Alex Perez is a good guy. A mature guy, not the type of guy who rages against the MMA Gods for some of the worst luck a fighter can have in recent years. No, Alex Perez takes everything that comes at him, shakes it off, and keeps moving forward.
“The biggest thing I've learned is this,” said the flyweight contender, who faces Manel Kape this Saturday in San Antonio. “Just control what you can control, and I'm doing that. The fight's going to play out the way the fight's going to play out. You make one mistake and that can be it in the fight, so I'm just doing what I can.”
Perez is talking about the back-to-back losses to Deiveson Figueiredo and Alexandre Pantoja that have taken up the last 28 months of his career. I’m talking not just about the defeats, but the injuries, the opponent withdrawals and all those fun little sidebars that have limited him to those two fights since the tail-end of 2020.
“Sometimes I’ve got to tell myself I'm not as young as I used to be and I can't train as crazy as I used to,” laughs the ancient 31-year-old. “I'm a war horse and I think that's what gets me in trouble sometimes, where I'll be dead tired and instead of taking a break, I go out there and make this workout happen. That's usually how I get injured just because I don't want to take that night off.”
Earlier this year, it was New Zealand’s Kai Kara-France who got bit by the injury bug, leaving Perez without a February bout, and luckily, the Kape fight was put together quickly, and through it all, the Californian remains in the 125-pound Top 10, and perhaps two wins away from being in the title picture for the second time. But Perez remains focused strictly on the work, and not what a good night at the office will give him.
“I've never really worried about the title,” he said. “Even when I got the title shot (against Figueiredo in 2020), it was kind of like an, ‘All right, it's my turn’ kind of thing. I just work, put my head down, and if it happens, it happens. I'm not a person to go out there and call out for the next title shot; I'm not a person go out there and complain about it. I'm just going to keep working when I win this fight. I'm just going to, like I said, put my head down and keep working and then the title shot will eventually come.”

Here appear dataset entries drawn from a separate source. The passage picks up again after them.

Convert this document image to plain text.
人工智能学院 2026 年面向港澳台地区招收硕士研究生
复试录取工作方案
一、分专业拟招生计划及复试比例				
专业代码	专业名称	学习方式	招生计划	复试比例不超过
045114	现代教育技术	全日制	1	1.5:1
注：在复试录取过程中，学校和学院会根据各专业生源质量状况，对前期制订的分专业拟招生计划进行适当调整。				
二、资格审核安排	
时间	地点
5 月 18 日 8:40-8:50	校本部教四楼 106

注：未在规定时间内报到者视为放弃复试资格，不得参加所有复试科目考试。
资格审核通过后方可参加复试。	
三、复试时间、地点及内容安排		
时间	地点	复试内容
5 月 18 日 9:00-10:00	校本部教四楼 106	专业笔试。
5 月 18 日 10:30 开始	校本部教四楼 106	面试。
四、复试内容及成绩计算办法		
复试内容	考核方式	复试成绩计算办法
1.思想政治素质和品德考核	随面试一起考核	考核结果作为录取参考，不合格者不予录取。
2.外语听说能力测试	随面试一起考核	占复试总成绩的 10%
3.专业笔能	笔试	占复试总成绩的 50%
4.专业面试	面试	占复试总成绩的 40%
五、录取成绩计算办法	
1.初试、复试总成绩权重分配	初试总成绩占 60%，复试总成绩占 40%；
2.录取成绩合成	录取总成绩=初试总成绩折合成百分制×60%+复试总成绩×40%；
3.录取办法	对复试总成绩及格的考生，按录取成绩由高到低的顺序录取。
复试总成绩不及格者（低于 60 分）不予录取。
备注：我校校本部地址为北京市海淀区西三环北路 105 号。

It's a veteran’s mindset, but also the mindset of someone who doesn’t expect his fighting career to be the final stop in his life’s journey. Perez is smart enough to know that he can’t fight forever, so he’s preparing for the next chapter, not just for himself, but for his son. So while there have only been two fights in the last two-plus years, he hasn’t stopped working, with his latest venture being his Acai Republic shop in Orange.

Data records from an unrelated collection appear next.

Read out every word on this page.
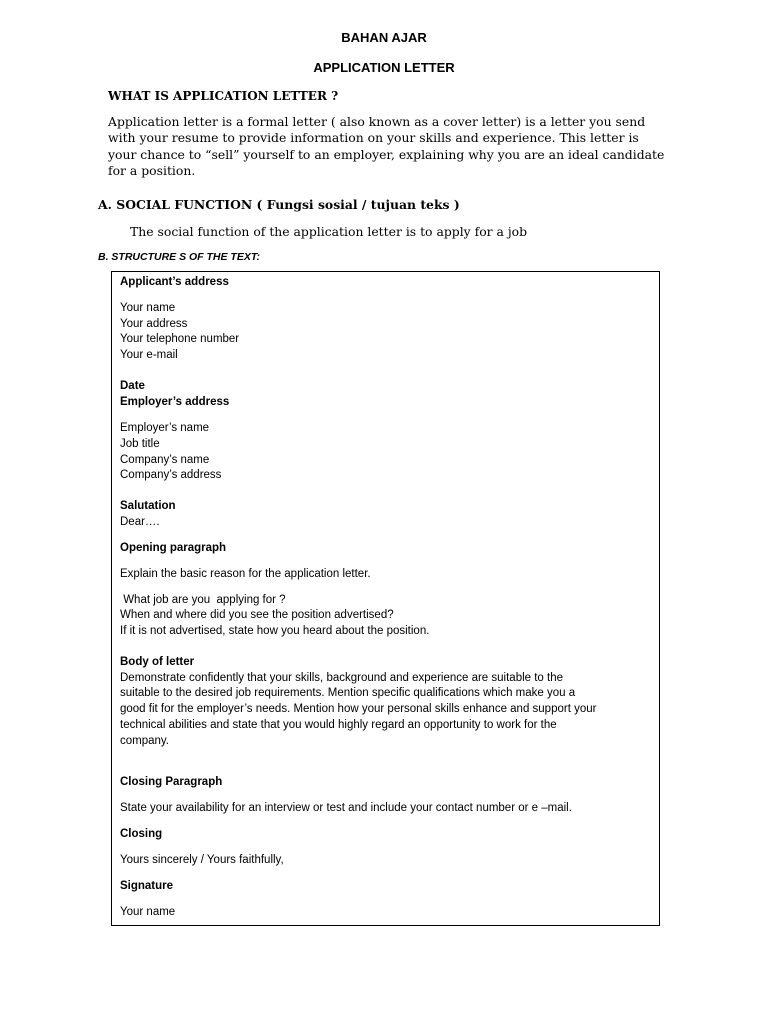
BAHAN AJAR
APPLICATION LETTER
WHAT IS APPLICATION LETTER ?

Application letter is a formal letter ( also known as a cover letter) is a letter you send

with your resume to provide information on your skills and experience. This letter is

your chance to “sell” yourself to an employer, explaining why you are an ideal candidate

for a position.

A. SOCIAL FUNCTION ( Fungsi sosial / tujuan teks )
The social function of the application letter is to apply for a job
B. STRUCTURE S OF THE TEXT:
Applicant’s address
Your name
Your address
Your telephone number
Your e-mail
Date
Employer’s address
Employer’s name
Job title
Company’s name
Company’s address
Salutation
Dear….
Opening paragraph
Explain the basic reason for the application letter.
What job are you  applying for ?
When and where did you see the position advertised?
If it is not advertised, state how you heard about the position.
Body of letter
Demonstrate confidently that your skills, background and experience are suitable to the
suitable to the desired job requirements. Mention specific qualifications which make you a
good fit for the employer’s needs. Mention how your personal skills enhance and support your
technical abilities and state that you would highly regard an opportunity to work for the
company.
Closing Paragraph
State your availability for an interview or test and include your contact number or e –mail.
Closing
Yours sincerely / Yours faithfully,
Signature
Your name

“I know when I was younger, I was thinking, ‘Man, once I make this much money, blah, blah, blah,’ that the money's still going to be coming in at the same rate with the same big paydays. I mean it's not a bad thing; people gamble on themselves and it's not wrong to gamble on yourself. I think we all do it but, at some point in time, you’ve got to realize, I'm getting older, this is going to end pretty soon. And, for me, I don't want to struggle later on in life. I want to give my son the best life I can. My mom and my stepdad gave me everything I wanted and more, and I want to do the same for my son. So I’m setting up my future. I have a goal to retire, so I'm working hard now. I tell people all the time, I'd rather be broke now and rich later than the opposite, be rich now and broke later. So I got that mindset. I'm just working for my future.”

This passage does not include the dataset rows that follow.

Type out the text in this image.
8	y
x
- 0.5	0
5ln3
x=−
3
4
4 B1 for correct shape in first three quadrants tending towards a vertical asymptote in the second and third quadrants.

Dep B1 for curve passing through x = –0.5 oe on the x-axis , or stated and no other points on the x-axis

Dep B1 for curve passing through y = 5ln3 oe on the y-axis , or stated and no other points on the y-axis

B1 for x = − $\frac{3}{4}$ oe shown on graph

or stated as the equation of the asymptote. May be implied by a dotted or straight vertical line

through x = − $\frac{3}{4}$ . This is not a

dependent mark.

The future is now, and Perez knows it. A win on Saturday gets him back on track for the even bigger fights at 125 pounds, and if he gets them, he has the experience to know how to win them. Then, there will be more than Acai shops in the coming years. And he’s fine with that.
“I'm not scared of hard work,” he said. “I've always worked hard my whole life. I'm not scared to go flip burgers if I have to, but I don't want to. So I’d rather do everything I can now to prevent that.”